Kooperationsprojekt des DAI Istanbul und der Istanbul Teknik Üniversitesi (zusammen mit Bilge Ar)   

            

Von der Spätantike bis zum Ende der byzantinischen Epoche war die Region Thrakien von enormer politischer, ökonomischer und militärischer Bedeutung aufgrund ihrer unmittelbaren Nähe zur Hauptstadt Konstantinopel. Nach dem dauerhaften Verlust Ägyptens wurde hier ein Teil der Getreideversorgung der Bevölkerung der Stadt sicher gestellt, durch die Region verliefen wichtige Handelsstraßen und Kommunikationslinien zu den westlichen Provinzen des Reiches und den benachbarten Staaten, zudem diente Thrakien als  vorgeschobener Verteidigungsgürtel Konstantinopels gegen Invasoren vom Balkan. Dies spiegelt sich insbesondere in der großen Anzahl von Burgen und befestigten Siedlungen in diesem Gebiet wieder. Obwohl viele dieser Anlagen gut erhalten sind, wurden sie bis jetzt kaum detailliert untersucht. 

Bei einer dieser Anlagen handelt es sich um die befestigte Siedlung Skopelos, die sich nahe der modernen Siedlung Yoğuntaş im Distrikt Kırklareli befindet. Der Ort wurde im Zuge der Wiedergewinnung des östlichen Thrakiens im 8. Jh. als Bischofssitz und befestigter Vorposten nahe der Grenze zum Bulgarischen Reich gegründet. Darüber hinaus nahm Skopelos eine Schlüsselposition in einem Verteidigungssystem ein, dem eine große Zahl kleinerer Burgen anzuschließen, die sich vor allem im Gebiet der Istranca Bergkette befinden. Die insgesamt 46 Burgen wurden neben der byzantinischen auch älteren Epochen zugewiesen (thrakisch, römisch und spätantik). Der Großteil der älteren Anlagen, weist jedoch Spuren einer Nutzung bis in die byzantinische Epoche auf.   

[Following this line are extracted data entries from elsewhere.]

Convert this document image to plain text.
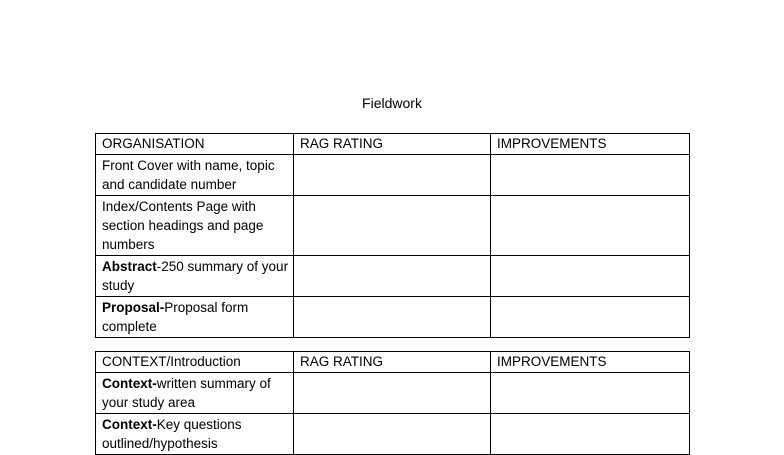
Fieldwork
ORGANISATION	RAG RATING	IMPROVEMENTS
Front Cover with name, topic and candidate number		
Index/Contents Page with section headings and page numbers		
Abstract-250 summary of your study		
Proposal-Proposal form complete		
CONTEXT/Introduction	RAG RATING	IMPROVEMENTS
Context-written summary of your study area		
Context-Key questions outlined/hypothesis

Aufgrund der überschaubaren Größe von ca. 4 ha, des guten Erhaltungszustandes, der durch die Schriftquellen überlieferten administrativen und militärischen Bedeutung des Platzes als regionales Zentrum sowie die beträchtliche Anzahl weiterer Fundstellen im Umkreis bietet Skopelos gute Ausgangbedingungen für einen Survey der Anlage und der näheren Umgebung. In einer ersten Kampagne zielte die Untersuchung darauf ab auf Grundlage der Dokumentation aller materieller Hinterlassenschaften (Baustrukturen und Oberflächenkeramik) sowie unter Einbeziehung der Topographie, Struktur und Funktion der befestigten Siedlung zu analysieren. Darüber hinaus wurde für die gesamte Region eine GIS basierte archäologische Karte erstellt, in der alle bekannten Fundstellen eingetragen wurden. 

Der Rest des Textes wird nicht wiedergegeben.